Why this PE shift may not be temporary
Experts believe the move towards consumer and manufacturing is more structural than temporary.
“This appears more structural than cyclical,” Dawra said. “Investors are shifting towards India’s long-term domestic growth story driven by rising consumption, premiumisation, and manufacturing scale-up.”
Rana echoed a similar view but noted that some of the enthusiasm is also tactical.
“The structural story is real. India is set to overtake Japan as the third-largest consumer market this year and PLI is finally producing exportable scale in mobile phones and electronics,” he said.

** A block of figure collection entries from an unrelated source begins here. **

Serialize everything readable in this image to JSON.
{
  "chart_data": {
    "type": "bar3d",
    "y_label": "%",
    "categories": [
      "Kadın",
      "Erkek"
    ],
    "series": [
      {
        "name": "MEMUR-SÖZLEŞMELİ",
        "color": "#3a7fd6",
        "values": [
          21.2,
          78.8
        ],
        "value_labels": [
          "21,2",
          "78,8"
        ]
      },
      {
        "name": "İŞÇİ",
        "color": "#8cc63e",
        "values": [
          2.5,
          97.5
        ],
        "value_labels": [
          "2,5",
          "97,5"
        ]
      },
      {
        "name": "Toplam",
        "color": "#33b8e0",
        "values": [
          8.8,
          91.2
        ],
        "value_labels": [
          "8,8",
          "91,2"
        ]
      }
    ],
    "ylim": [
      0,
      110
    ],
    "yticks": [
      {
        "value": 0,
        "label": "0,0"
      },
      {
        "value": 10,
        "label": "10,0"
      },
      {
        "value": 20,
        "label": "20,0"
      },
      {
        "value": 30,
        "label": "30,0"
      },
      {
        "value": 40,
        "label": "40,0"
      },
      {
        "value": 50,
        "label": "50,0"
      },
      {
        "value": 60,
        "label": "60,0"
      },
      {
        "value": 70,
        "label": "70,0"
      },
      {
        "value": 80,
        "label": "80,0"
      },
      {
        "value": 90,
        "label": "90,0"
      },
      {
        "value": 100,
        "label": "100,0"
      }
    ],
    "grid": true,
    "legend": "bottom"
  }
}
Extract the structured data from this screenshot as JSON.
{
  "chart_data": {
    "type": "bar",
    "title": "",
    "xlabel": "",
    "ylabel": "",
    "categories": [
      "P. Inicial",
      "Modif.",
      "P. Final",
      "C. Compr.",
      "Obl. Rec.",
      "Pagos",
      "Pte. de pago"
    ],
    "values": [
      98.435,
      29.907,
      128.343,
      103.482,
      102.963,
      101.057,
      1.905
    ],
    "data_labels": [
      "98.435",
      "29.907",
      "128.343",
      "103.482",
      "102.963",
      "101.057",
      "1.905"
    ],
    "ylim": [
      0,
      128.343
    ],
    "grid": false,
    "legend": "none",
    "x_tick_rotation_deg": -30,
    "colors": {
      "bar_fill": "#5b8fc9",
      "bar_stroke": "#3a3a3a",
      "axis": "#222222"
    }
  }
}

The Bain report also notes that India continues to remain a high-priority market for global funds because of resilient domestic demand, policy support, and improving infrastructure.
For PE investors, the attraction is becoming increasingly clear. In an uncertain global environment, sectors tied to India’s domestic growth story are offering something that many global tech bets currently cannot: visibility, resilience, and scalable profitability.